DES SOIGNANTS EN PIROGUE À LA RENCONTRE DES JEUNES - L'Infirmière Magazine n° 352 du 01/10/2014 | Espace Infirmier
 

L'infirmière Magazine n° 352 du 01/10/2014

 

PSYCHIATRIE

ACTUALITÉ

DU CÔTÉ DES… ÉTABLISSEMENTS

AUDREY VIRASSAMY  

En Guyane française, région qui ne compte aucun établissement de santé mentale, une équipe mobile va au-devant des populations isolées, notamment amérindiennes.

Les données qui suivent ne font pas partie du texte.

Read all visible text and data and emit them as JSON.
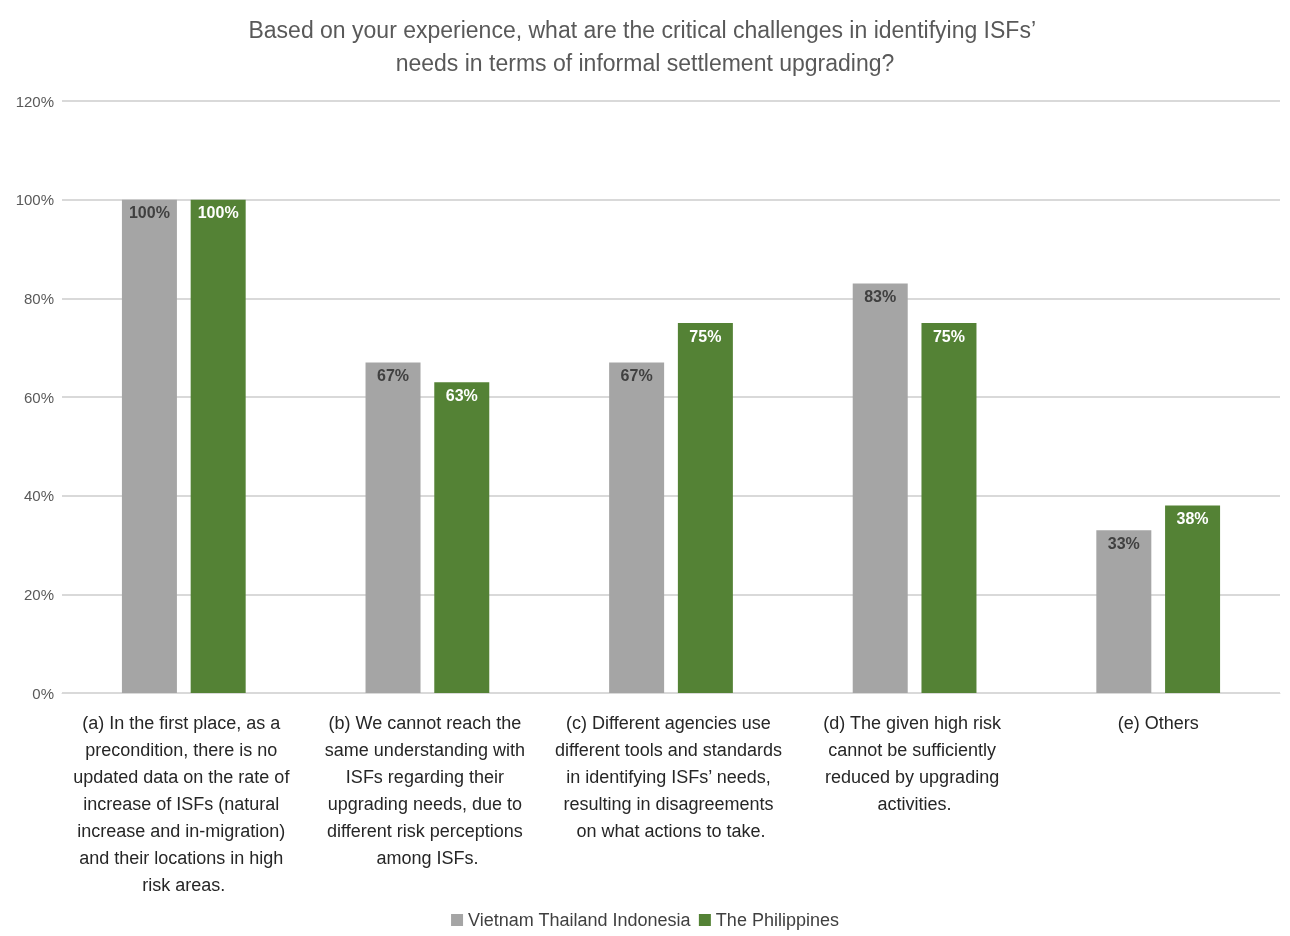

Camopi, 10 030 kilomètres, 1 600 habitants répartis entre le bourg et le village de Trois-Sauts, distants de plus de 150 kilomètres. Accrochée à la rive gauche du fleuve Oyapock, la commune n’est accessible qu’en avion privé, en hélicoptère ou en pirogue. Pour se rendre dans le bourg, il faut compter entre cinq et huit heures de pirogue depuis la commune de Saint-Georges, en aval. En saison sèche, un à deux jours de pirogue peuvent s’avérer nécessaires pour naviguer du bourg de Camopi à Trois-Sauts. Camopi, comme d’autres communes isolées du département, bénéficie d’un centre de santé, tandis que Trois-Sauts possède simplement un poste de santé.

Vague de suicides

Mais, il y a deux ans, une vague de suicides sans précédent a alerté les autorités politiques et les instances médicales de la nécessité d’un renfort. C’est ce qui a motivé la mise en place d’une équipe mobile au centre médico-psychologique de l’hôpital de Cayenne, qui effectue désormais le périple une fois par mois, pour aller à la rencontre de la population. « Nous faisions déjà quelques missions exploratoires, explique Yves-Noël Simchowitz, médecin-chef du pôle psychiatrie et pédopsychiatrie de l’hôpital de Cayenne. Mais là, il s’agit d’une prise en charge régulière. » Chaque expédition réunit des infirmières, une éducatrice spécialisée, un psychiatre et un psychologue. Sur place, le petit groupe travaille en étroite relation avec le médecin du centre de santé, mais aussi avec l’Éducation nationale. Les enseignants et le principal du collège servent de relais. Les consultations peuvent aussi se faire au collège plutôt qu’au centre de santé, par souci de discrétion. La mission des professionnels dépasse largement le cadre de la consultation psychiatrique. « On nous demande d’intervenir sur la sexualité, les grossesses précoces, les conduites addictives… Notre présence permet aussi d’apporter un soutien au personnel du centre de santé de Camopi et du poste de santé de Trois-Sauts », détaille Yves-Noël Simchowitz. En moins de deux ans, les interventions ont porté leurs fruits : l’hôpital enregistre une diminution de 40 % du taux d’hospitalisation pour des raisons pédopsychiatriques chez les jeunes et, durant ce laps de temps, seul un suicide est à déplorer.

Pas d’adolescence

Au cours des missions, le travail des infirmières est essentiel. Les rendez-vous sont pris à l’avance, parfois par le biais des équipes pédagogiques ou du centre de santé. « Sinon, on se balade, explique Razika Duranton, IDE, 15 ans de métier à son actif. Au fur et à mesure, les jeunes viennent vers nous et on discute. Notre métier, c’est beaucoup de discussion, mais également de l’observation. On travaille aussi beaucoup à l’instinct, en faisant confiance à nos premières impressions. » Une démarche finalement pas différente du travail infirmier habituel. À quelque chose près. « Il faut connaître les us et coutumes de la région », témoigne Vikandra Delcambre, infirmière également. Et à Camopi, cela passe par la connaissance des habitudes et des croyances amérindiennes. « Chez les Amérindiens, par exemple, il n’y a pas de notion d’adolescence, indique Yves-Noël Simchowitz. On passe rapidement de l’enfance à l’âge adulte. » Pour aider les enfants et les adolescents, des rencontres peuvent se faire en famille. « Les chamans sont un peu réticents », note tout de même Léo Pavlopoulos, médecin pédo-psychiatre. Et c’est peut-être tout cela, le travail de l’équipe mobile : permettre aux habitants les plus fragiles, notamment les plus jeunes, de ne pas perdre pied entre deux univers : celui du monde occidentalisé, qui pousse les enfants à être scolarisés et à quitter le village quand vient le moment du lycée, et celui, plus traditionnel, du village. Un monde où le rôle du chaman est essentiel, où la vie ne s’apprend pas à l’école. Un univers qui évolue au rythme du fleuve.